Also, is it possible to run any kind of regression analysis using two different year's data for 2 different variables? for example: co2 emission data for 2019 and asthma prevalence data for 2018.
Sure, you could do this sort of thing. I think that your case for a causal relationship would be better served by using, say, 2018 data for CO2 emission, and 2019 data for asthma prevalence, however.
The question is, what is the smallest level at which you could collect reliable data for both variables? At the country level, a state level, a district/township/municipality level? The higher the level of aggregation, the greater the likelihood that observed relationships would not mirror very well what you would find if you had the luxury of tracking the two variables at the individual person level. Sociologists refer to this phenomenon as the ecological fallacy.
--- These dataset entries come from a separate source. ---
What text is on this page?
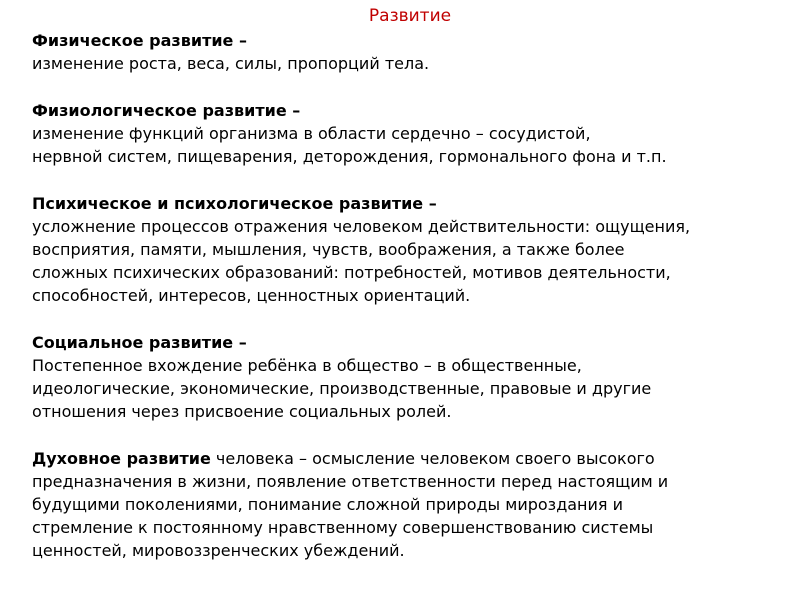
Развитие
Физическое развитие –
изменение роста, веса, силы, пропорций тела.
Физиологическое развитие –
изменение функций организма в области сердечно – сосудистой,
нервной систем, пищеварения, деторождения, гормонального фона и т.п.
Психическое и психологическое развитие –
усложнение процессов отражения человеком действительности: ощущения,
восприятия, памяти, мышления, чувств, воображения, а также более
сложных психических образований: потребностей, мотивов деятельности,
способностей, интересов, ценностных ориентаций.
Социальное развитие –
Постепенное вхождение ребёнка в общество – в общественные,
идеологические, экономические, производственные, правовые и другие
отношения через присвоение социальных ролей.
Духовное развитие человека – осмысление человеком своего высокого
предназначения в жизни, появление ответственности перед настоящим и
будущими поколениями, понимание сложной природы мироздания и
стремление к постоянному нравственному совершенствованию системы
ценностей, мировоззренческих убеждений.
In Cincinnati there's an asthma group working on environmental pollution (diesel particles, esp) and asthma correlates. They might have better insight.
There is a direct correlation between temperature & carbon dioxide (CO2) in the atmosphere. Source of CO2 is primarily from using fossil fuel, breathing when exhale & plant decay. While living plant photosynthesis converts CO2 to oxygen, which equalized the creation of CO2 until we started using too much fossil fuel and paving & deforesting the countryside.
The additional CO2 in the atmosphere acts like a blanket that holds and absorbs some of the infrared radiation that normally leaves our atmosphere. Then the heated CO2 is released to space and the rest is pushed back to earth. This increases the temperature of the earth & its oceans. Warmer oceans & land have resulted in severe weather & forest fires.
So if we reduce CO2 emissions we reduce the CO2 pushed back to earth from the blanket and less heating up.
It would depend on what length of exposure to CO2 is required for subsequent development of diagnosed asthma. If it took many months, then this would argue for at least one year separation between the two variables. If only a few weeks, then data from the same year would likely be best.